Я глянул в серую воду — в ней отражалась крыша дома, на которой — и как я раньше не замечал — росло дерево! Я задрал голову: кривенькое и чахлое, оно то ли цеплялось за питерскую крышу, то ли пыталось с нее сброситься. Дерево-маргинал: корнями не прогрызть каменных мостовых, так оно на крыше, поближе к небу… Я представил, как деревце протягивает корни сквозь бетон и перекрытия и дотягивается до земли, навсегда врастая в дом, в землю и этот гранитный город.
Пока ты ветвями царапаешь небо, толкая свой ствол — выше, корни все глубже и неизменно в землю врастают неслышно.
Хотелось курить. Думать мог только о Насте. Вдруг налетел ветер, и деревце на крыше сильно согнулось, мне стало очень жаль его: едва ли ему удастся удержаться.
Ветер принес с собой грозовые тучи, они пролились каким-то особенным дождем, густым и мелким, больше походившим на туман: вода повисала в воздухе, укрывая все вокруг. Моя одежда отсырела, и сигарета погасла от влажности, а я так и стоял, задрав голову и глядя крышу, с которой ветер уже вырвал дерево.
И сейчас так стою.
***
Дом всегда остается домом, даже теперь, когда все вокруг стремительно меняется. Я сидела на полу в гостиной, уткнувшись в телефон: ежеминутное обновление новостной ленты стало уже чем-то вроде невроза.
— Дочка, может, хватит?
Отец сидел в кресле возле открытого окна. Раньше он любил здесь курить. Даже не верилось, что он так резко бросил: «Не хочу больше употреблять сушеные трупы растений!».

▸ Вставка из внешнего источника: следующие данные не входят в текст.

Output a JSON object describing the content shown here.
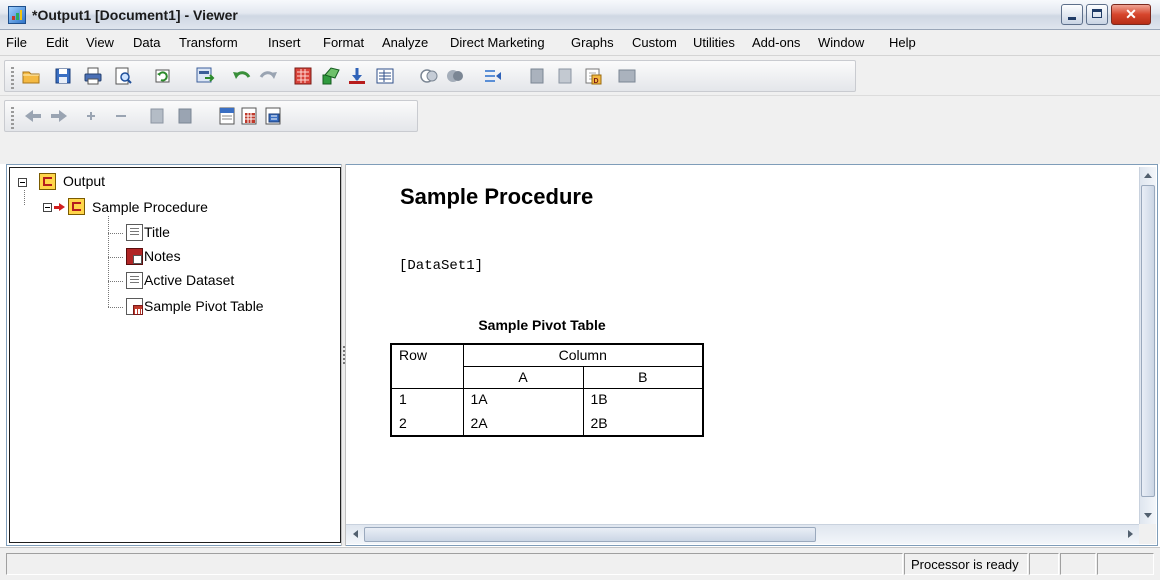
{
  "window": {
    "title": "*Output1 [Document1] - Viewer"
  },
  "menubar": {
    "items": [
      {
        "label": "File",
        "mnemonic": "F"
      },
      {
        "label": "Edit",
        "mnemonic": "E"
      },
      {
        "label": "View",
        "mnemonic": "V"
      },
      {
        "label": "Data",
        "mnemonic": "D"
      },
      {
        "label": "Transform",
        "mnemonic": "T"
      },
      {
        "label": "Insert",
        "mnemonic": "I"
      },
      {
        "label": "Format",
        "mnemonic": "o"
      },
      {
        "label": "Analyze",
        "mnemonic": "A"
      },
      {
        "label": "Direct Marketing",
        "mnemonic": "M"
      },
      {
        "label": "Graphs",
        "mnemonic": "G"
      },
      {
        "label": "Custom",
        "mnemonic": "C"
      },
      {
        "label": "Utilities",
        "mnemonic": "U"
      },
      {
        "label": "Add-ons",
        "mnemonic": "o"
      },
      {
        "label": "Window",
        "mnemonic": "W"
      },
      {
        "label": "Help",
        "mnemonic": "H"
      }
    ]
  },
  "toolbar_main": {
    "icons": [
      "open-folder-icon",
      "save-icon",
      "print-icon",
      "print-preview-icon",
      "recall-dialog-icon",
      "export-icon",
      "undo-icon",
      "redo-icon",
      "goto-data-icon",
      "goto-case-icon",
      "select-last-output-icon",
      "designate-window-icon",
      "show-all-icon",
      "hide-icon",
      "collapse-icon",
      "promote-icon",
      "demote-icon",
      "insert-heading-icon",
      "insert-title-icon",
      "insert-text-icon"
    ]
  },
  "toolbar_outline": {
    "icons": [
      "promote-arrow-icon",
      "demote-arrow-icon",
      "expand-plus-icon",
      "collapse-minus-icon",
      "show-icon",
      "hide-item-icon",
      "insert-heading-icon",
      "insert-title-icon",
      "insert-text-icon"
    ]
  },
  "outline": {
    "root": "Output",
    "procedure": "Sample Procedure",
    "children": [
      "Title",
      "Notes",
      "Active Dataset",
      "Sample Pivot Table"
    ]
  },
  "content": {
    "procedure_title": "Sample Procedure",
    "dataset_label": "[DataSet1]",
    "pivot": {
      "title": "Sample Pivot Table",
      "row_header": "Row",
      "column_header": "Column",
      "sub_headers": [
        "A",
        "B"
      ],
      "rows": [
        {
          "label": "1",
          "a": "1A",
          "b": "1B"
        },
        {
          "label": "2",
          "a": "2A",
          "b": "2B"
        }
      ]
    }
  },
  "statusbar": {
    "message": "Processor is ready"
  }
}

— Ты слышишь меня? — Повернулся от окна в мою сторону, и его голова на длинной шее нависла прямо над моим лицом.
— Ну что еще?
— Ты испортишь и нервы, и зрение, нельзя же так постоянно. — Отец говорил обеспокоенно, но мне было все равно.
— Я хотя бы что-то пытаюсь понять!
— Ладно. — Отец пожал плечами. — Вот, тоже попытаюсь. — Перегнувшись через подлокотник кресла, он дотянулся до журнального столика, взял пульт от телевизора. Я наблюдала за тем, как его узловатые пальцы пытаются нащупать нужную кнопку.
Через несколько секунд экран ожил деревянными лицами дикторов центрального телеканала. Монотонно и скрипуче прочитывались одни и те же тексты о превышенной норме осадков. Отец замер перед телевизором, вперив неподвижный взгляд в светящиеся изображения на зеленом фоне. Я, не в силах вслушиваться в репортаж, улавливала только отдельные, чаще всего повторяемые ведущими слова: эндогенность, аномалия… Наконец я не выдержала:
— Пап, ну не это же смотреть!
Отец, казалось, меня не слышал: будто прирос к своему креслу, не отрываясь глядел на экран. Я не верила официальным новостям — слишком все у них получалось просто и будто бы даже к лучшему. Решила выйти. Отец тут же отвлекся от телевизора.
— Вот, правильно, дочка, иди перекуси.
— Не хочется.
— Это все нервное. Нужно. Ты и так уже вся бледная, как мотылек.
Я кивнула. Выкарабкавшись из кресла, отец подошел и взял меня за руку — я почувствовала узловатые сочленения его пальцев.
Мы вышли на улицу. Трава разрывала кладку плиток садовой дорожки, покрывая зеленью весь двор. Солнечные лучи теплыми язычками лизали изголодавшуюся по ультрафиолету кожу — я несколько дней не выходила из дома. Я улыбнулась и запрокинула голову, подставляя щеки и лоб свету. Грузная фигура отца уже высилась в центре лужайки. Он поднял руки к небу. Еще не опавшие с его макушки остатки листьев шевелились на легком ветру, а на щеках все отчетливее проступал зеленый румянец.
Я встала рядом.
Насытившись солнечным светом, отец скинул кроссовки и с наслаждением встал на траву, зарываясь длинными пальцами ног в мягкий чернозем.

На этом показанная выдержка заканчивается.